Controversy Erupts As Veteran’s Second Amendment Rights Are Upheld
The House passed a new bill that will disallow prior legislation requiring the Veteran’s Administration to report to the FBI the name of any veteran who requests help with VA benefits. These veterans are then declared “mentally incompetent” to handle a gun and placed on a no-gun list.
Veterans of all people, who fought for our country and have been trained in gun use, lose their Second Amendment rights because they need help with government paperwork.
“What it says [is] if you can’t balance a bank account, you can’t handle a firearm. There is no relation between the two,” said Florida Rep. Ken Buck. “So many people have been trapped by this overbroad rule.”
As reported by stars and stripes:
The House voted 240-175 approving the Veterans Second Amendment Protection Act, which will now go to the Senate. Critics of the bill said it would make it easier for veterans with mental illnesses to access firearms, which would increase risk of suicide and pose a danger to families.
“It’s going to result in more deaths, more suicides of veterans throughout this nation,” retired Navy Capt. Mark Kelly said Thursday on a call with reporters.
Kelly, along with his wife Rep. Gabrielle Giffords, D-Ariz., created Americans for Responsible Solutions, a gun-control advocacy group, after she was shot outside a Tucson, Ariz., supermarket in 2011.

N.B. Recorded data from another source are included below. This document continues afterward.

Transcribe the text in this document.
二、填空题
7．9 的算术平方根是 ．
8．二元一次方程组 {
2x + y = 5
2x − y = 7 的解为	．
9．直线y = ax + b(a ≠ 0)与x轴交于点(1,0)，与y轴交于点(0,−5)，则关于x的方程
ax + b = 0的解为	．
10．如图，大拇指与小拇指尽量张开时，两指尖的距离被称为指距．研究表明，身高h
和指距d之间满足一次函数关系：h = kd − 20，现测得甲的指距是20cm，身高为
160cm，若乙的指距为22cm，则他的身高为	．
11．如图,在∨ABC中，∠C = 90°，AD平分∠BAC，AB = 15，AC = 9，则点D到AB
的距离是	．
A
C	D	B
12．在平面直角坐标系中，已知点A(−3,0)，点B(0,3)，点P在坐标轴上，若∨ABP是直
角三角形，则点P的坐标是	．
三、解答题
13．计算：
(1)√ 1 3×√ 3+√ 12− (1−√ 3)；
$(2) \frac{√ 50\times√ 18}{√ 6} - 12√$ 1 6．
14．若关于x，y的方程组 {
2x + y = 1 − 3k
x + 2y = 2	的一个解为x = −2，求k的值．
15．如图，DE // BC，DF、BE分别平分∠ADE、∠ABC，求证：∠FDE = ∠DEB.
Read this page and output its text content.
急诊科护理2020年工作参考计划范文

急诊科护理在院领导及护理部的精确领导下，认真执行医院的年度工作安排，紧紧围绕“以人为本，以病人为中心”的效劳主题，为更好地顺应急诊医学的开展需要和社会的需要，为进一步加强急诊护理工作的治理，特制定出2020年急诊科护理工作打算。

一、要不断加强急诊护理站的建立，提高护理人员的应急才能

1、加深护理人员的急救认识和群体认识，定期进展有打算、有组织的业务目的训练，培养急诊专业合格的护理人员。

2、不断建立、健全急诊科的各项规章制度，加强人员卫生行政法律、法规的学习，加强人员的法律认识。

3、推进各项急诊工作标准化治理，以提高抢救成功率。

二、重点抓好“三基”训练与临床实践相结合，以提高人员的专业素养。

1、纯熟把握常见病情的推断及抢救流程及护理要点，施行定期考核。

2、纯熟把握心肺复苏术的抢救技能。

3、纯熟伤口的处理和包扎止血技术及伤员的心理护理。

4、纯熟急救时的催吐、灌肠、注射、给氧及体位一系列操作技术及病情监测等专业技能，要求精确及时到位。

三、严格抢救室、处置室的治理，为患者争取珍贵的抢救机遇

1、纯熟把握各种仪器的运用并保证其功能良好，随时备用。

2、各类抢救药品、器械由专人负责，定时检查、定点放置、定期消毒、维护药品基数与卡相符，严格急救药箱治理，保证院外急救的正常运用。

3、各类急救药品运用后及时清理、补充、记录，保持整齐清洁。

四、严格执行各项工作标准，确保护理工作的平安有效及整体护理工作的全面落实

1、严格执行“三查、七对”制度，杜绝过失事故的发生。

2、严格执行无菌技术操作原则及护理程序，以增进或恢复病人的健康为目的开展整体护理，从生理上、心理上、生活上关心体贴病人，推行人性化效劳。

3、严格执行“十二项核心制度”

Under current law, the Department of Veterans Affairs considers veterans who cannot manage their VA benefits and need another person to help with their finances as “mentally incompetent.” The department reports the names of those veterans to the FBI, which adds them to the National Instant Criminal Background Check System – the national database that gun merchants are required to check before selling a firearm.

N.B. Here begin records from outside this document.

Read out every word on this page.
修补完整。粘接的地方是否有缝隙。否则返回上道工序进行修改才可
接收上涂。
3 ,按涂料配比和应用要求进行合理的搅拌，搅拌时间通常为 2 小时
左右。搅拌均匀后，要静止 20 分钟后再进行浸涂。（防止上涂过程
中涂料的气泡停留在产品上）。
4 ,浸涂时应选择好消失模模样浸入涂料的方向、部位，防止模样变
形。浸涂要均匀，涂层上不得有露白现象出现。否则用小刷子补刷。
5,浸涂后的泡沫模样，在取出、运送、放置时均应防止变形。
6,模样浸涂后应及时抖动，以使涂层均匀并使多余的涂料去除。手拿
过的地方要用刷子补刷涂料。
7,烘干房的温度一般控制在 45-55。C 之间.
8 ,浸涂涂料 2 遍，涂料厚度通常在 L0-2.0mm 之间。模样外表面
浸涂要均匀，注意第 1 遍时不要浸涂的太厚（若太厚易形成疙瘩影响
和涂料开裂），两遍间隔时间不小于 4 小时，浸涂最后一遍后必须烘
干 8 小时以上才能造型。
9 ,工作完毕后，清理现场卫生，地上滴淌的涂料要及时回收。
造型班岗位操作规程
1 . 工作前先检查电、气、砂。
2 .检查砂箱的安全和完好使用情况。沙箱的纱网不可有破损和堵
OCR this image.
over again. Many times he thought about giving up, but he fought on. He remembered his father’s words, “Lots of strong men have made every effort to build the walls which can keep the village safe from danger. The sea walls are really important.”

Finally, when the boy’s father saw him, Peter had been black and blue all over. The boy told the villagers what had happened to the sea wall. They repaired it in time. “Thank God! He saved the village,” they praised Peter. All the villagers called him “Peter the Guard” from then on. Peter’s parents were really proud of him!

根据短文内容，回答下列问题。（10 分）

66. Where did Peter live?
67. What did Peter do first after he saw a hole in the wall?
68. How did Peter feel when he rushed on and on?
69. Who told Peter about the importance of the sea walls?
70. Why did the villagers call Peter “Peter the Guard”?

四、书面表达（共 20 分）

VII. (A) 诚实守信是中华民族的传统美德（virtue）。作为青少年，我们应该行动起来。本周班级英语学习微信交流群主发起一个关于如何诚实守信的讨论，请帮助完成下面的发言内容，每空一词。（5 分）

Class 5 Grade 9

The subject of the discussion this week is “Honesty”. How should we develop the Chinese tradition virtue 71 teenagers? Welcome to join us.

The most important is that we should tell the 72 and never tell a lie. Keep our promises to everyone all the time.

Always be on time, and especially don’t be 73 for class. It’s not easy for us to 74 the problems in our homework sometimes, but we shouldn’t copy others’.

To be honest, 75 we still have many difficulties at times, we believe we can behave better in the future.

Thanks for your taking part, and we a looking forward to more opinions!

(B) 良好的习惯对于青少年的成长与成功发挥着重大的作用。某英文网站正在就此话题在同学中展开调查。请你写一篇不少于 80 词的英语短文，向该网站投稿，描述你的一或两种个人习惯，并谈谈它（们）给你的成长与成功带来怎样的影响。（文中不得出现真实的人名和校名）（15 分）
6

“This hastily crafted, overbroad bill does not and will not help our veterans or our communities,” said Rep. Elizabeth Esty, D-Conn., seen here at a House Veterans’ Affairs Committee hearing on March 7, 2017.

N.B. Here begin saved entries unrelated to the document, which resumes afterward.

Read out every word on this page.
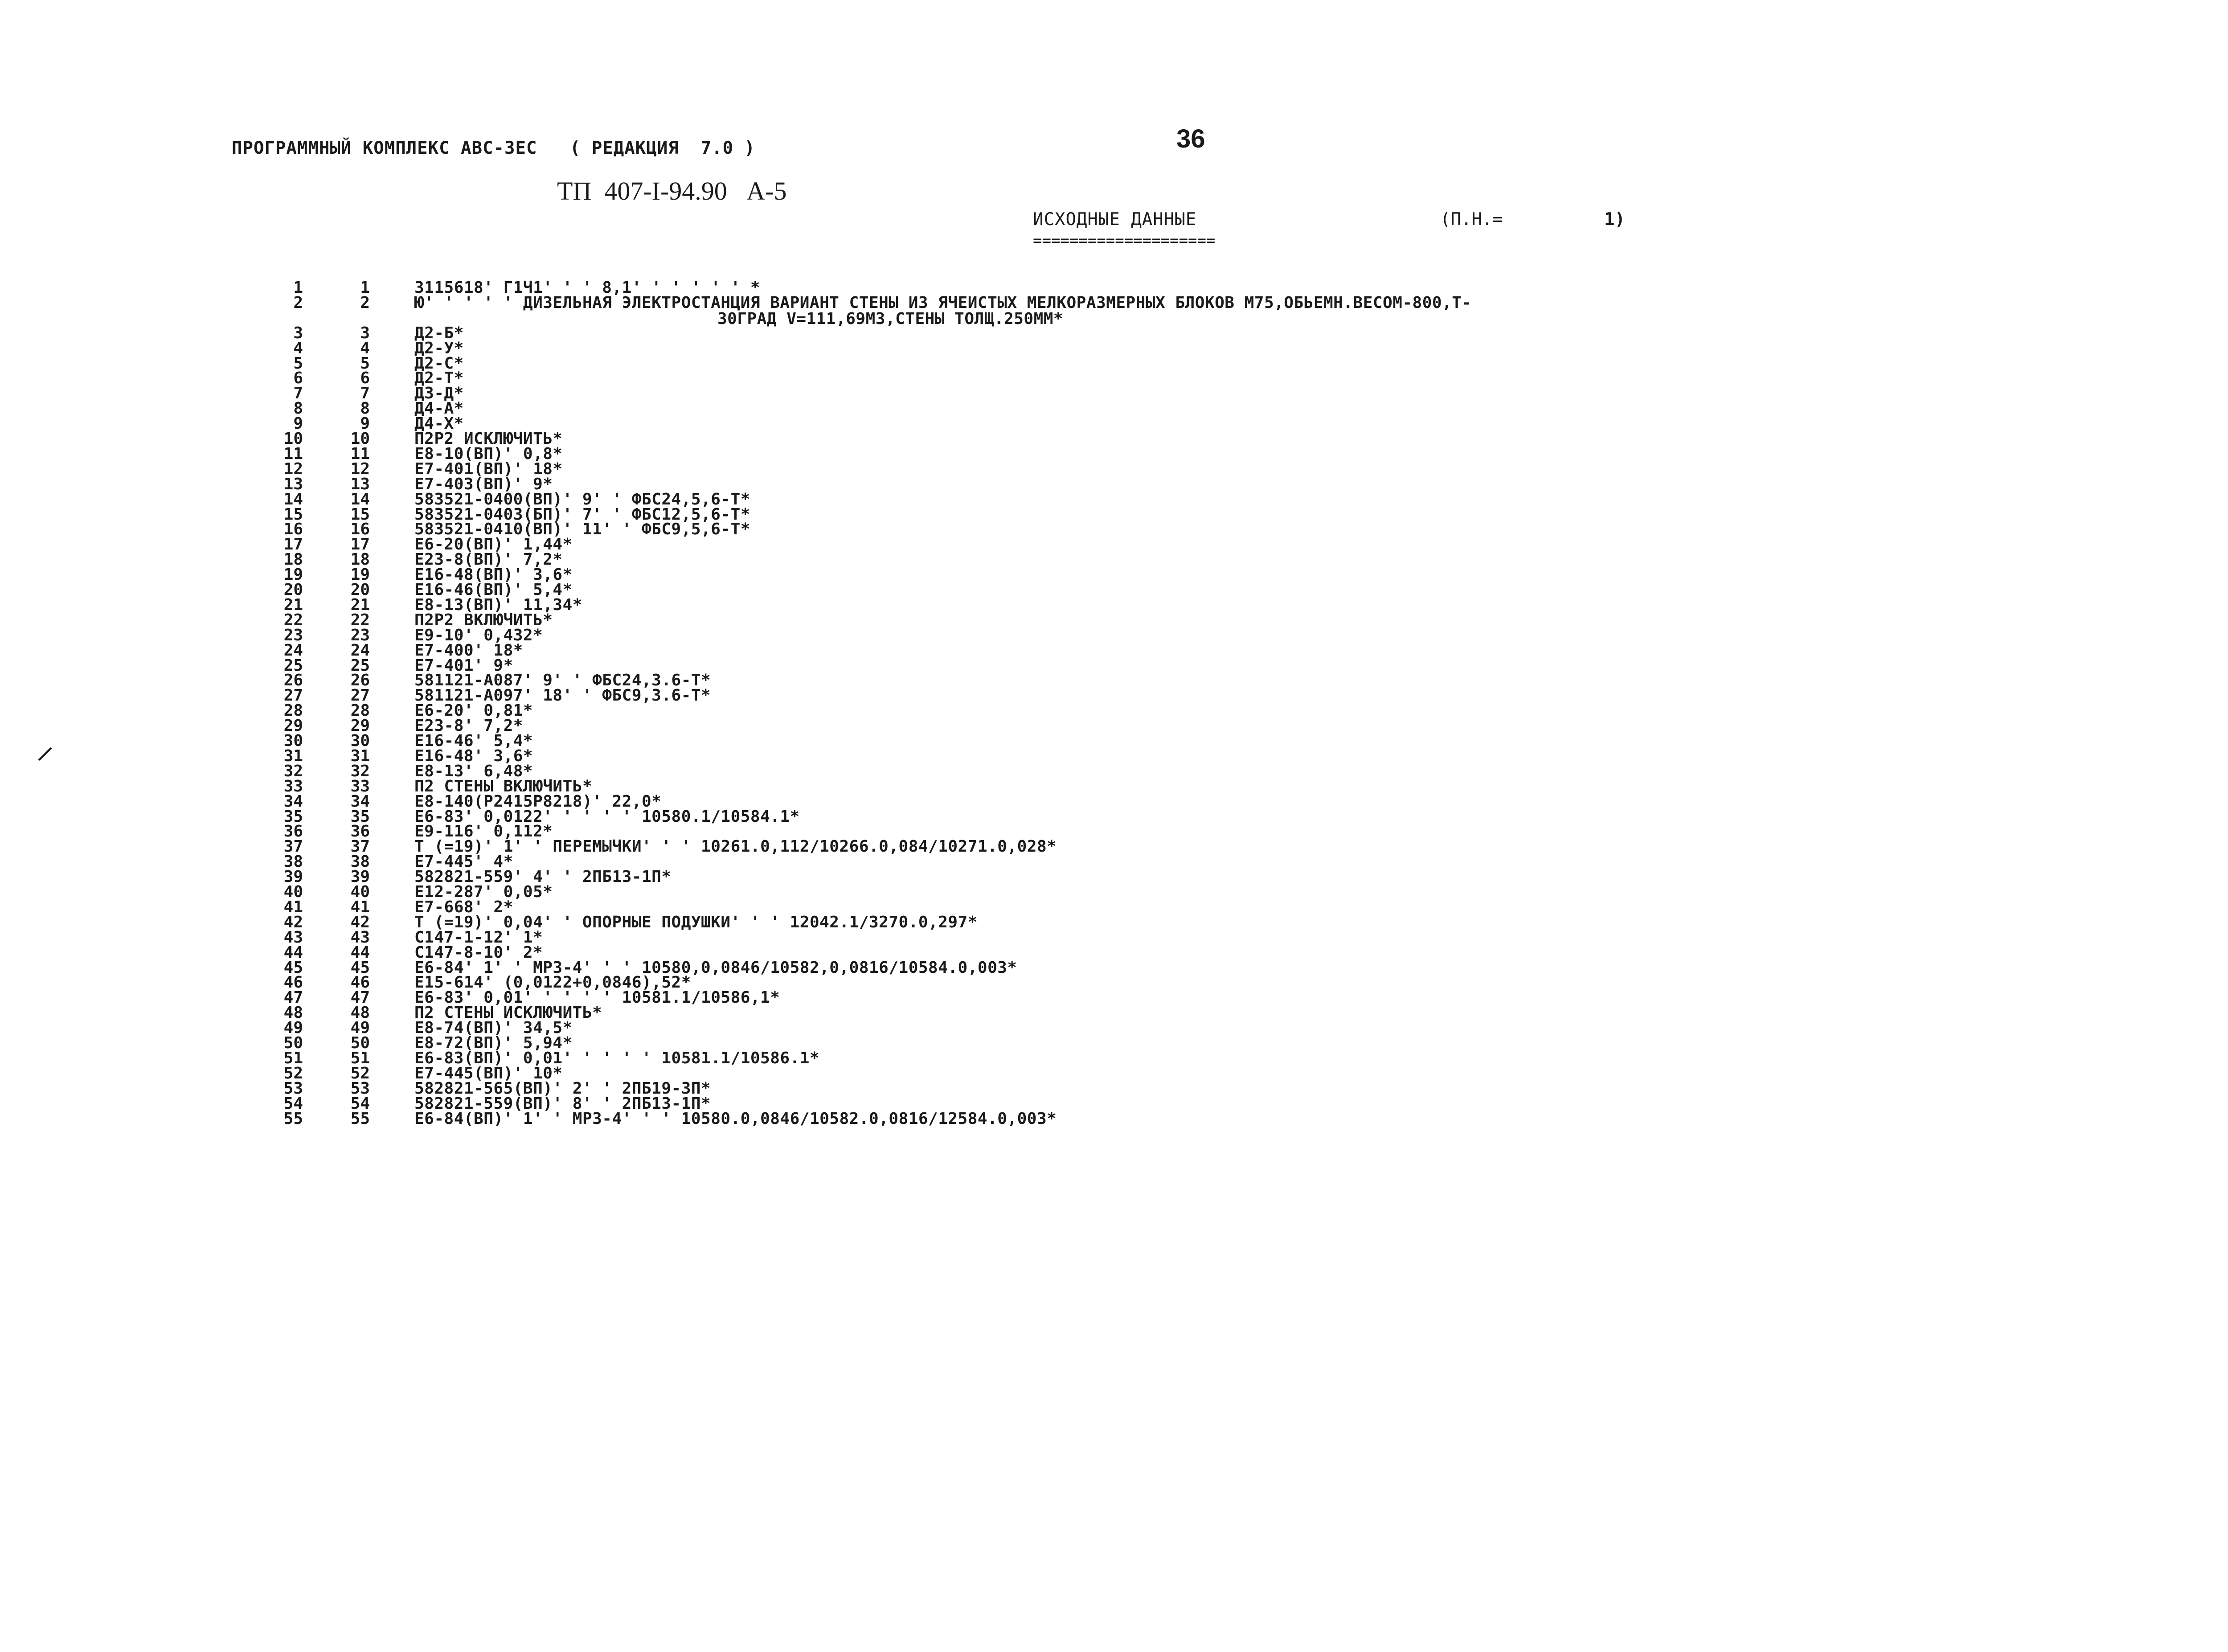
ПРОГРАММНЫЙ КОМПЛЕКС АВС-3ЕС   ( РЕДАКЦИЯ  7.0 )	36
ТП  407-I-94.90   А-5
ИСХОДНЫЕ ДАННЫЕ
====================
(П.Н.=	1)
/
1	1	3115618' Г1Ч1' ' ' 8,1' ' ' ' ' ' *
2	2	Ю' ' ' ' ' ДИЗЕЛЬНАЯ ЭЛЕКТРОСТАНЦИЯ ВАРИАНТ СТЕНЫ ИЗ ЯЧЕИСТЫХ МЕЛКОРАЗМЕРНЫХ БЛОКОВ М75,ОБЬЕМН.ВЕСОМ-800,Т-
30ГРАД V=111,69М3,СТЕНЫ ТОЛЩ.250ММ*
3	3	Д2-Б*
4	4	Д2-У*
5	5	Д2-С*
6	6	Д2-Т*
7	7	Д3-Д*
8	8	Д4-А*
9	9	Д4-Х*
10	10	П2Р2 ИСКЛЮЧИТЬ*
11	11	Е8-10(ВП)' 0,8*
12	12	Е7-401(ВП)' 18*
13	13	Е7-403(ВП)' 9*
14	14	583521-0400(ВП)' 9' ' ФБС24,5,6-Т*
15	15	583521-0403(БП)' 7' ' ФБС12,5,6-Т*
16	16	583521-0410(ВП)' 11' ' ФБС9,5,6-Т*
17	17	Е6-20(ВП)' 1,44*
18	18	Е23-8(ВП)' 7,2*
19	19	Е16-48(ВП)' 3,6*
20	20	Е16-46(ВП)' 5,4*
21	21	Е8-13(ВП)' 11,34*
22	22	П2Р2 ВКЛЮЧИТЬ*
23	23	Е9-10' 0,432*
24	24	Е7-400' 18*
25	25	Е7-401' 9*
26	26	581121-А087' 9' ' ФБС24,3.6-Т*
27	27	581121-А097' 18' ' ФБС9,3.6-Т*
28	28	Е6-20' 0,81*
29	29	Е23-8' 7,2*
30	30	Е16-46' 5,4*
31	31	Е16-48' 3,6*
32	32	Е8-13' 6,48*
33	33	П2 СТЕНЫ ВКЛЮЧИТЬ*
34	34	Е8-140(Р2415Р8218)' 22,0*
35	35	Е6-83' 0,0122' ' ' ' ' 10580.1/10584.1*
36	36	Е9-116' 0,112*
37	37	Т (=19)' 1' ' ПЕРЕМЫЧКИ' ' ' 10261.0,112/10266.0,084/10271.0,028*
38	38	Е7-445' 4*
39	39	582821-559' 4' ' 2ПБ13-1П*
40	40	Е12-287' 0,05*
41	41	Е7-668' 2*
42	42	Т (=19)' 0,04' ' ОПОРНЫЕ ПОДУШКИ' ' ' 12042.1/3270.0,297*
43	43	С147-1-12' 1*
44	44	С147-8-10' 2*
45	45	Е6-84' 1' ' МР3-4' ' ' 10580,0,0846/10582,0,0816/10584.0,003*
46	46	Е15-614' (0,0122+0,0846),52*
47	47	Е6-83' 0,01' ' ' ' ' 10581.1/10586,1*
48	48	П2 СТЕНЫ ИСКЛЮЧИТЬ*
49	49	Е8-74(ВП)' 34,5*
50	50	Е8-72(ВП)' 5,94*
51	51	Е6-83(ВП)' 0,01' ' ' ' ' 10581.1/10586.1*
52	52	Е7-445(ВП)' 10*
53	53	582821-565(ВП)' 2' ' 2ПБ19-3П*
54	54	582821-559(ВП)' 8' ' 2ПБ13-1П*
55	55	Е6-84(ВП)' 1' ' МР3-4' ' ' 10580.0,0846/10582.0,0816/12584.0,003*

The bill would do away with that practice, and instead require the court system to determine whether veterans pose a threat to themselves or others before they’re added to the database.
Rep. Phil Roe, R-Tenn., who sponsored the bill, said the VA was violating veterans’ Second Amendment rights. Rep. Doug Collins, R-Ga., said he worried the current practice was discouraging veterans from seeking VA care out of fear they’d be added to the list.
“The tragedy of veteran suicides has affected families across the country, including my own,” said Rep. Mark Takano, D-Calif., speaking of his uncle, a Vietnam War veteran who committed suicide with a firearm. “To this day, it continues to plague our communities.” Still, Takano conceded there were veterans in the FBI database who shouldn’t be there.
President Donald Trump’s administration issued a statement Thursday stating advisers would recommend Trump sign the bill into law if it passed the Senate.”